Bu makalede şunlar açıklanacaktır:
Aşk, bir taraftan şükrü, diğer taraftan şikâyeti gerektirir. Vücudu tahrip etmesi, yürek yakması, tutkununu rüsva etmesi yüzünden şikâyeti; hoşluğu, sarhoşluğu, iki âlemden feragatı, nurlar ve sırlar ummanını dalgalandırması, sonsuz hayat ve bitmeyen zevke aracı olması yönlerinden şükrü gerektirir. Bakışın hangisine düşerse ona göre. Eziyet ve mihnet cihetine düşerse şikâyeti, hazine ve saadet safhasıyla ilgilenirse şükrü gerekli kılar. Dikkat edersen görürsün ki her şey böyledir. Hurufat, sanat vesaire hep böyle iki taraflıdır. Sevilir, sevilmez tarafları vardır. Mesela ilim tahsili zahmet ve meşakkat bakımından şikâyeti, fayda ve zevk bakımından da şükrü icap ettirir. Mesela şarap; acılığı, fena kokusu ve haram olması, içenleri rezil etmesi yüzünden şikâyeti; zevk ve neşe vermesi yüzünden şükrü icap ettirir. Mesela ilaç; tatsızlığı, kokusu, tiksindirici olması cihetinden şikâyete; hastalığın giderilmesi ve sıhhati iade etmesi bakımından şükre zemin hazırlar. Bu misalleri dilediğiniz kadar çoğaltabilirsiniz. Fakat âşıklar nazarında böyle iki taraflı şey yoktur. Onlara her şey şükür sebebidir.

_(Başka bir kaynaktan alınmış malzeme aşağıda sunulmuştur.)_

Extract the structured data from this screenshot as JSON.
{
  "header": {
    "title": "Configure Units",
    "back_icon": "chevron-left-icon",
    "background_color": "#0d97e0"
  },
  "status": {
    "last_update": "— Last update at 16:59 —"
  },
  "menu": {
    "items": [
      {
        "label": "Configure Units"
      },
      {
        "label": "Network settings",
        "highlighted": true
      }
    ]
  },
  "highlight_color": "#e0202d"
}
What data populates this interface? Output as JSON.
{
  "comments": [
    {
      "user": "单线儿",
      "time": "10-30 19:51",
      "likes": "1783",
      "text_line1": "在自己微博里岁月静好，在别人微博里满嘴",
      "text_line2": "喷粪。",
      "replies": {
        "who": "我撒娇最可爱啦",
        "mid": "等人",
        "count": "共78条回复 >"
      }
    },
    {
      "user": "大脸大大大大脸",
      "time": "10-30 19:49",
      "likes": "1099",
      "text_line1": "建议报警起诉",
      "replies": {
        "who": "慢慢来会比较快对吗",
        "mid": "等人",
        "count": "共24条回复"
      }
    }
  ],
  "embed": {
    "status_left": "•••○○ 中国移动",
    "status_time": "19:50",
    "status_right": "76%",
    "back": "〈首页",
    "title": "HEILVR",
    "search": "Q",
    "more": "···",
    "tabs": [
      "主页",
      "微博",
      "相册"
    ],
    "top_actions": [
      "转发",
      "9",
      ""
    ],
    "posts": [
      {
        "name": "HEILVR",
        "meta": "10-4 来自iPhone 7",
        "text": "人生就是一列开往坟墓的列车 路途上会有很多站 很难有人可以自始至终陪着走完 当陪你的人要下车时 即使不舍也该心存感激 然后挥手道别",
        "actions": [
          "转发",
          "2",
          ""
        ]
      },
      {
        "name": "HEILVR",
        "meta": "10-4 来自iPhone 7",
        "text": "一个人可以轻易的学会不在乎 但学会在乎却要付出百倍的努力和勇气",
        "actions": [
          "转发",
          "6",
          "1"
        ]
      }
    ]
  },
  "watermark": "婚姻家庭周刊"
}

(SAYFA 8) Yanlarında iyi, kötü; iman, küfür eşittir. Her iki hâl de onları Hakk’a ulaştırır. Çünkü onlar bizzat Hakk’a alet olmuşlardır. Onların hareketleri Hak’tandır, kendilerinden değil. Ama âşık olmayanlar böyle değildir. Şükür onlar hakkında kemal, günah ise noksandır. Şükür onları Hakk’a yaklaştırdığı gibi günah da Hak’tan uzaklaştırır.
Aşk âlemine dair birçok söz ve sır vardır ki ifade ve anlatımlara sığmaz. Hak Teâlâ onları rebab gibi sazlardan ortaya çıkarır. Âşıklar bu esrarı onların seslerinden anlayarak dertlerine derman ederler.
Ey şöhret sahibi, dünyada iyi, kötü, yaş, kuru ne varsa
110
cümlesinde şükürle şikâyet gizlenmiştir. Kiminde az, kiminde çok. Bir kısmı zevk ve neşe bir kısmı da keder ve mihnettir.
Yarısı tatlı ve iyi, yarısı da acı ve kötüdür. Bunlardan hangisi gözüne ilişirse ondan haber verirsin. Eğer iyi tesadüf ederse şükür, fenaya rast gelirsen şikâyet edersin.
115
Bazen iyi tarafını görerek memnun, bazen de fena tarafını görerek dertli olursun. Çünkü bulunan her şeyin yarısı neşe, yarısı kederdir. Mutluluk kısmı, cennet ağaçlarından kopmuş bir dal, keder kısmı da cehennem ateşinden ve dumanından bir parçadır. Cenabı Hak bu dünyada her ikisinden de örnekler vermiştir. Tâ ki faydanı, zararını anlayasın. Bütün eşyada bunu görürsün. Bazen kabul, bazen red.
120
Dünyada zahmetsiz hazine (emeksiz nimet) yoktur. İlim de tekrar tekrar okumakla elde edilir. Dikkatin bizzat ilme yönelince sever, imrenirsin. Nasıl elde edileceğini düşününce de, kolay olmadığını anlayarak, vazgeçmek istersin. Yalnız ilim değil, her şey böyledir. Bir taraftan kabul, diğer taraftan red. Fakat bu hâller aşktan doğarsa, aşk bir şahıs, âşık da onun aleti olursa, o vakit her iki tarafa da şükür gerekir. Âşığı her ikisi de vuslata erdirir.
125
Hastalık da sağlık da aşkı visale erdirmek hususunda beraberdir. Bu sıfat âşıkların özelliğidir. Başkalarında bulunmaz. İstenmeyen şeylerin aynı zamanda istenmesi gariptir fakat iyi de kötü de her şey âşık için ilerleme vasıtasıdır. Âşık olmayanlar için ise fena, fenadır. Âşık olmayanlar için iyi şeyler faydalıdır, fakat fena şeyler onu visalden men eder. Eğer bu noktada nurlu bir şuur elde edebilirsen, dikenler, yanında gülşen olur.
130
Artık bunları bırak da rebabı dinle! Bak ne diyor! Birçok nükteler…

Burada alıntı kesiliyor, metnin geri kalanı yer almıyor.